Chefs üben vermehrt verbal oder schriftlich Druck auf ihre Untergebenen aus was den Urlaub betrifft. Die Arbeiterkammer Salzburg verzeichnet mehrere hundert Anfragen von besorgten Arbeiterinnen und Arbeitern pro Woche.
Laut Außenministerium gelten für 32 Länder der Welt Reisewarnungen der Stufe fünf oder sechs (höchste Stufe). Für die restlichen Länder gilt die Warnstufe vier. In diese Kategorie fallen z.B. Frankreich, Spanien, der Großteil Italiens und auch die BRD. Für diese Länder sind die Grenzen geöffnet. Werden die vom jeweiligen Land verordneten Abstandsregeln und Maskenpflichten eingehalten, haben Menschen keine rechtlichen Konsequenzen von ihren Chefs zu befürchten.

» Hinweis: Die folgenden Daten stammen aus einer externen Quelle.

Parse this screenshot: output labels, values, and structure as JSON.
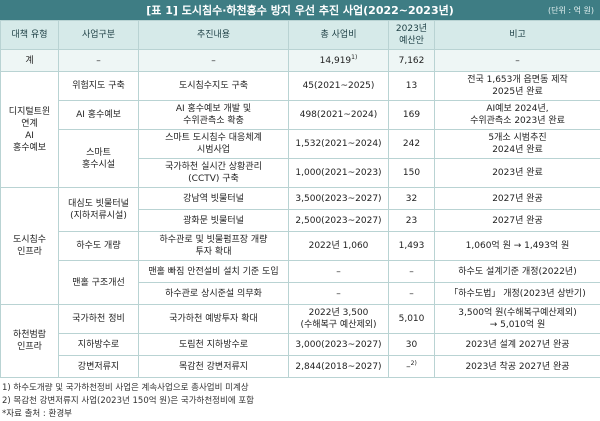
{
  "title": "[표 1] 도시침수·하천홍수 방지 우선 추진 사업(2022~2023년)",
  "unit": "(단위 : 억 원)",
  "table": {
    "header": [
      "대책 유형",
      "사업구분",
      "추진내용",
      "총 사업비",
      "2023년\n예산안",
      "비고"
    ],
    "total": {
      "type": "계",
      "category": "–",
      "content": "–",
      "cost": "14,919",
      "cost_note": "1)",
      "budget": "7,162",
      "note": "–"
    },
    "groups": [
      {
        "type": "디지털트윈\n연계\nAI\n홍수예보",
        "items": [
          {
            "category": "위험지도 구축",
            "entries": [
              {
                "content": "도시침수지도 구축",
                "cost": "45(2021~2025)",
                "budget": "13",
                "note": "전국 1,653개 읍면동 제작\n2025년 완료"
              }
            ]
          },
          {
            "category": "AI 홍수예보",
            "entries": [
              {
                "content": "AI 홍수예보 개발 및\n수위관측소 확충",
                "cost": "498(2021~2024)",
                "budget": "169",
                "note": "AI예보 2024년,\n수위관측소 2023년 완료"
              }
            ]
          },
          {
            "category": "스마트\n홍수시설",
            "entries": [
              {
                "content": "스마트 도시침수 대응체계\n시범사업",
                "cost": "1,532(2021~2024)",
                "budget": "242",
                "note": "5개소 시범추진\n2024년 완료"
              },
              {
                "content": "국가하천 실시간 상황관리\n(CCTV) 구축",
                "cost": "1,000(2021~2023)",
                "budget": "150",
                "note": "2023년 완료"
              }
            ]
          }
        ]
      },
      {
        "type": "도시침수\n인프라",
        "items": [
          {
            "category": "대심도 빗물터널\n(지하저류시설)",
            "entries": [
              {
                "content": "강남역 빗물터널",
                "cost": "3,500(2023~2027)",
                "budget": "32",
                "note": "2027년 완공"
              },
              {
                "content": "광화문 빗물터널",
                "cost": "2,500(2023~2027)",
                "budget": "23",
                "note": "2027년 완공"
              }
            ]
          },
          {
            "category": "하수도 개량",
            "entries": [
              {
                "content": "하수관로 및 빗물펌프장 개량\n투자 확대",
                "cost": "2022년 1,060",
                "budget": "1,493",
                "note": "1,060억 원 → 1,493억 원"
              }
            ]
          },
          {
            "category": "맨홀 구조개선",
            "entries": [
              {
                "content": "맨홀 빠짐 안전설비 설치 기준 도입",
                "cost": "–",
                "budget": "–",
                "note": "하수도 설계기준 개정(2022년)"
              },
              {
                "content": "하수관로 상시준설 의무화",
                "cost": "–",
                "budget": "–",
                "note": "「하수도법」 개정(2023년 상반기)"
              }
            ]
          }
        ]
      },
      {
        "type": "하천범람\n인프라",
        "items": [
          {
            "category": "국가하천 정비",
            "entries": [
              {
                "content": "국가하천 예방투자 확대",
                "cost": "2022년 3,500\n(수해복구 예산제외)",
                "budget": "5,010",
                "note": "3,500억 원(수해복구예산제외)\n→ 5,010억 원"
              }
            ]
          },
          {
            "category": "지하방수로",
            "entries": [
              {
                "content": "도림천 지하방수로",
                "cost": "3,000(2023~2027)",
                "budget": "30",
                "note": "2023년 설계 2027년 완공"
              }
            ]
          },
          {
            "category": "강변저류지",
            "entries": [
              {
                "content": "목감천 강변저류지",
                "cost": "2,844(2018~2027)",
                "budget": "–",
                "budget_note": "2)",
                "note": "2023년 착공 2027년 완공"
              }
            ]
          }
        ]
      }
    ]
  },
  "footnotes": [
    "1) 하수도개량 및 국가하천정비 사업은 계속사업으로 총사업비 미계상",
    "2) 목감천 강변저류지 사업(2023년 150억 원)은 국가하천정비에 포함",
    "*자료 출처 : 환경부"
  ]
}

Arbeiterkammer in der Vermittlerrolle
Anfragen von verunsicherten Arbeiterinnen und Arbeitern haben seit Ende Juni deutlich zugenommen, die Arbeiterkammer spricht von mehreren hundert Anfragen in der Woche. Nicht selten wird damit gedroht, im Fall einer Infektion oder angeordneter Quarantäne die Entgeltfortzahlung zu streichen. Der Präsident der Salzburger AK Peter Eder ließ verlauten: „Von einigen Betrieben haben wir den Nachweis schriftlich, von anderen mündlich durch die Anfragen, die wir in unseren Abteilungen haben. Wir rufen die Arbeitgeber auf, hier vorsichtiger damit umzugehen, diese Einschüchterungen haben wenig Sinn.“ Eine Erläuterung, warum Einschüchterungen am Arbeitsplatz keinen Sinn ergeben, wenn sich daraus sowieso keine handfesten Konsequenzen für den jeweiligen Chef entwickeln, bleibt uns der Präsident der Arbeiterkammer schuldig.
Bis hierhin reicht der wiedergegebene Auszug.